[bind10-dev] Exposing security issues via Git/Subversion, was Subversion to Git conversion
Shane Kerr
shane at isc.org
Wed Oct 20 10:58:39 UTC 2010
Jinmei,
On Wed, 2010-10-20 at 19:08 +0900, JINMEI Tatuya / 神明達哉 wrote:
> > Thinking about Jinmei's points, maybe it makes more sense to simply turn
> > off the push when we are working on a security issue. That way there
> > will be less chance of error and accidentally leaking the problem.
>
> I'm not sure if I understand this...if we completely stop pushing (or
> pulling, which doesn't matter in this context) for all branches,
> doesn't the fact it stops leak the information of "there's some
> security related work behind the scene (so this is a good time to find
> security vulnerability in the release versions)"? In fact, that was
> my original question.
Ah, right.
So basically we have 2 options:
1. Push with a filter to stop security-related work from being published
Advantages: Other work remains public, bad guys don't know anything
Disadvantages: We might make a mistake
2. Push and turn off completely if security-related work is going on
Advantages: Reduced chance of accidental leakage of specific work
Disadvantages: Bad guys know 'something' is going on
To be honest, I don't see much disadvantage for the second option.
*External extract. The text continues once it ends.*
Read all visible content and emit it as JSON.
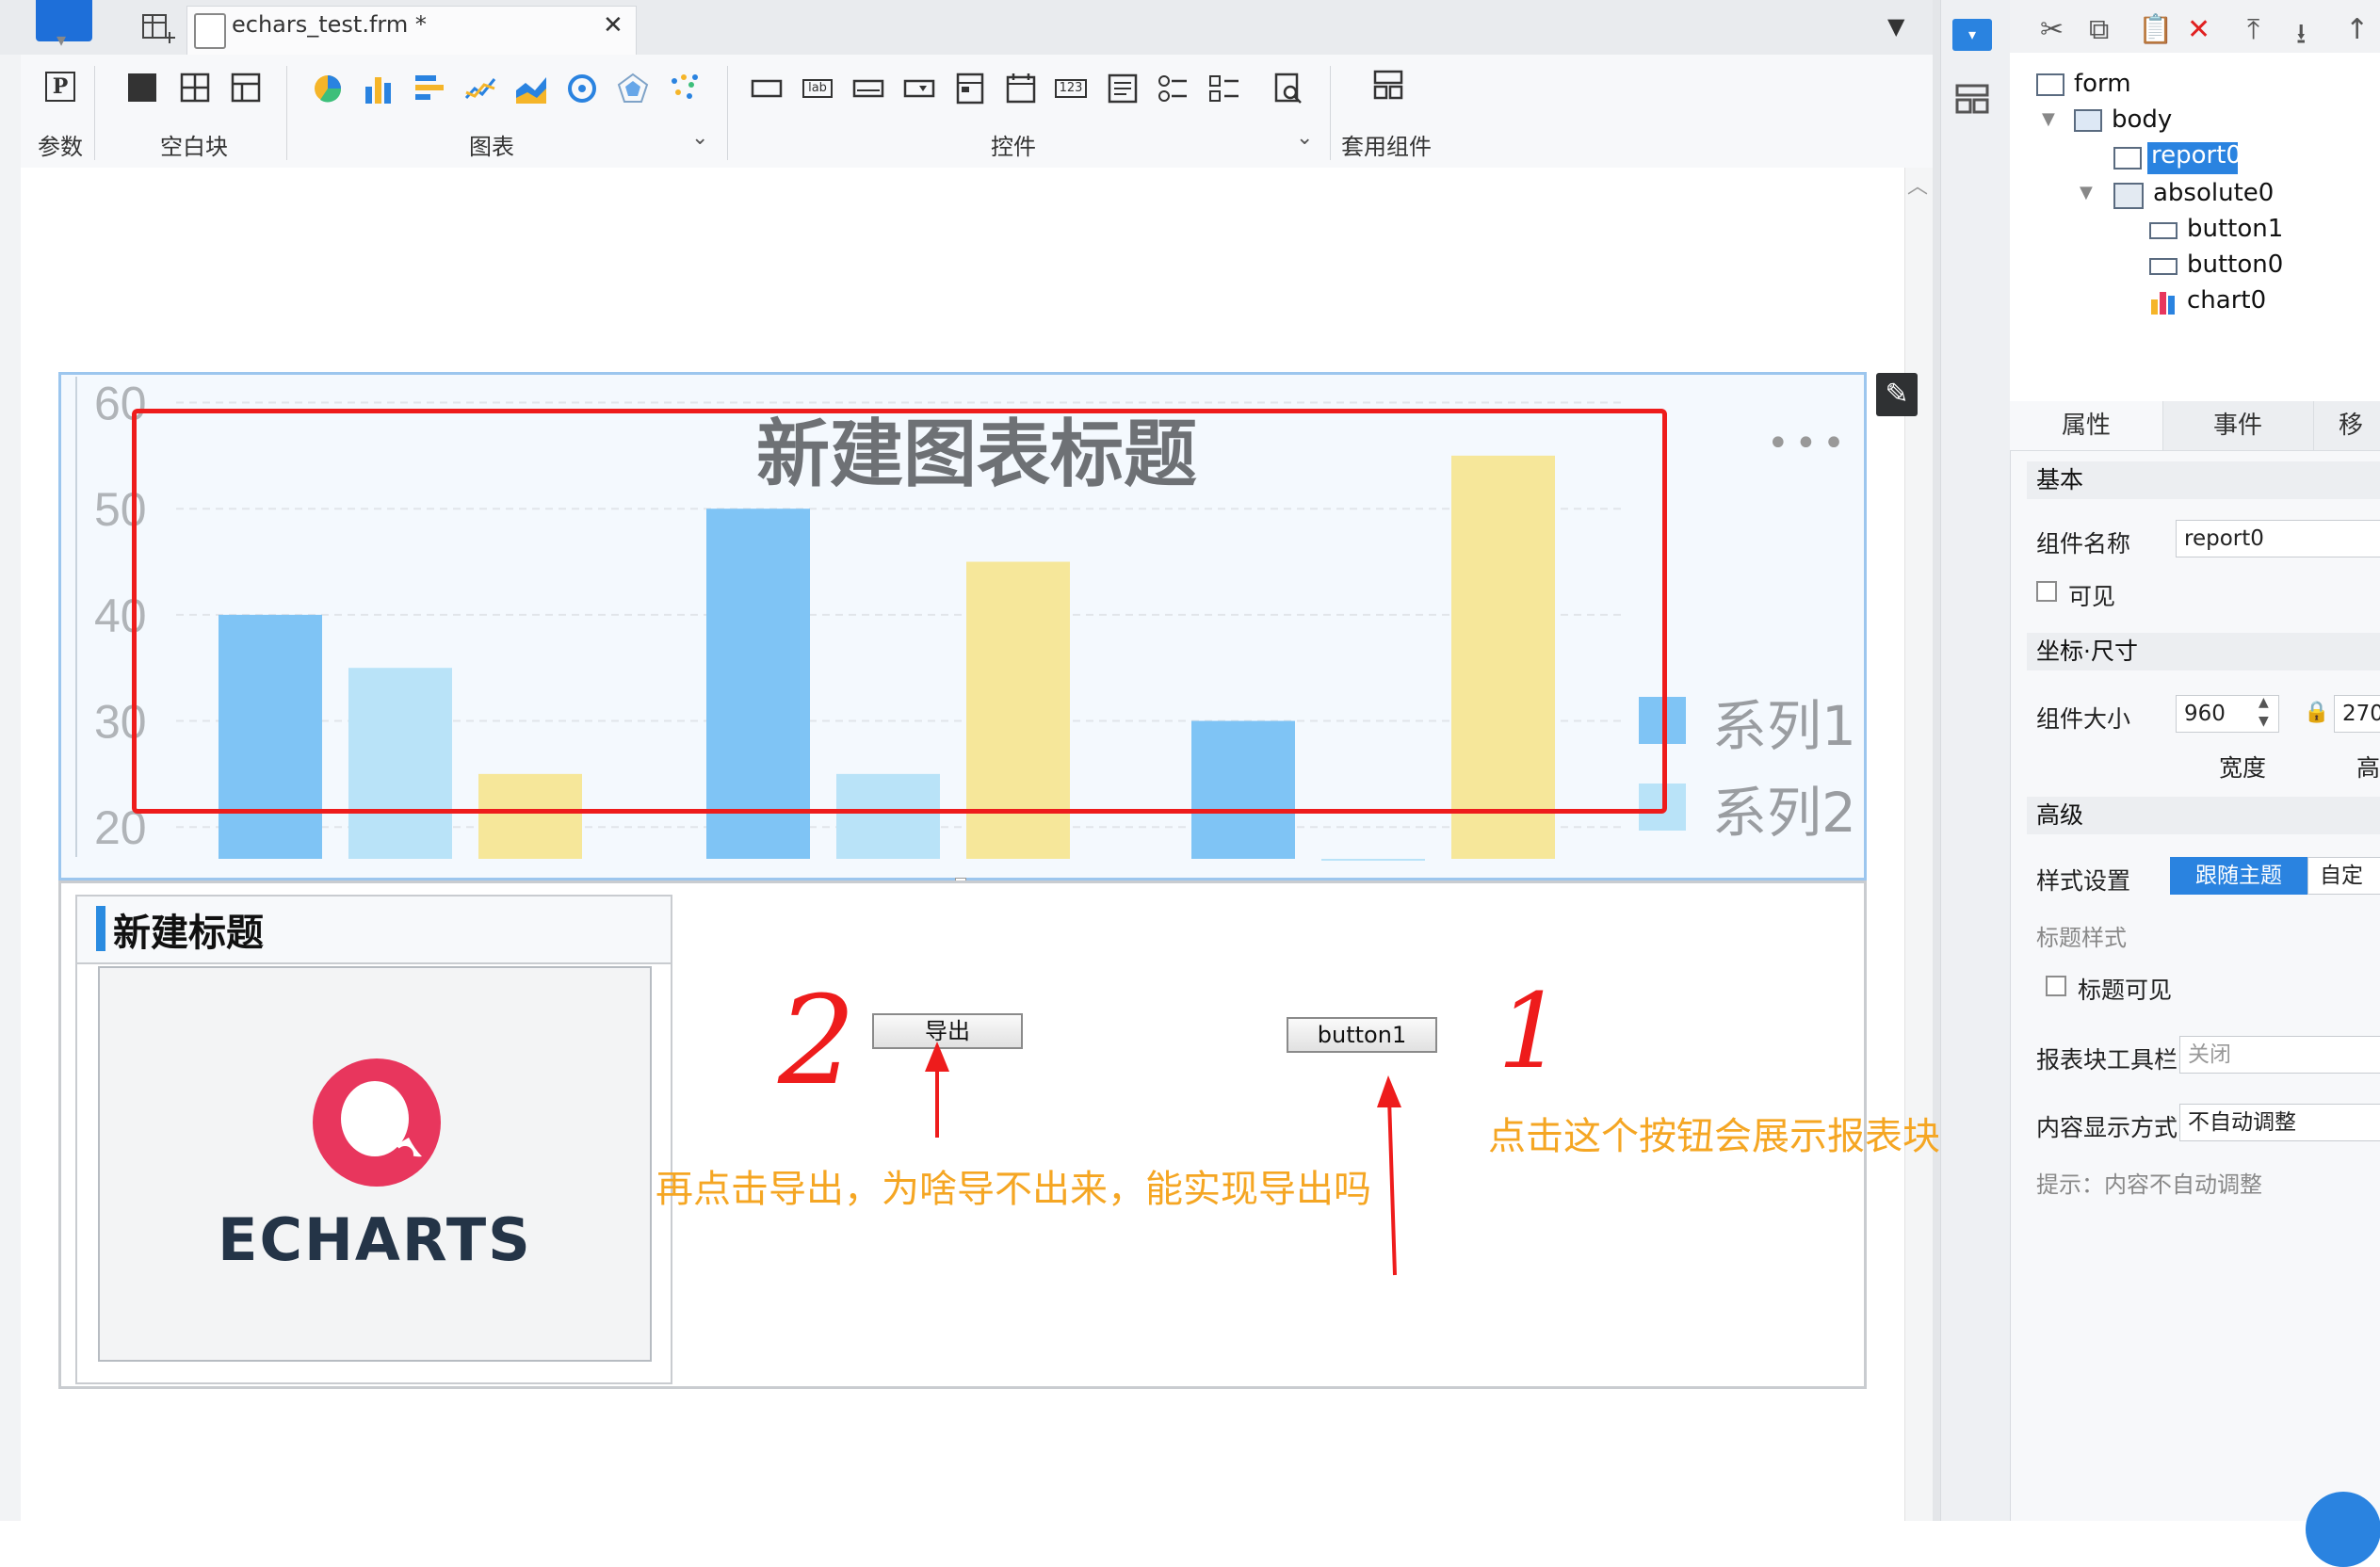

The
bad guys could be furiously looking for security exploits in our
software at *any* time. They don't have to wait until some signal tells
them that there is possibly some problem that is being worked on. They
probably would not discover the same issue anyway, although they might
discover some other exploits!
But if people think option #1 is better, then that is fine too.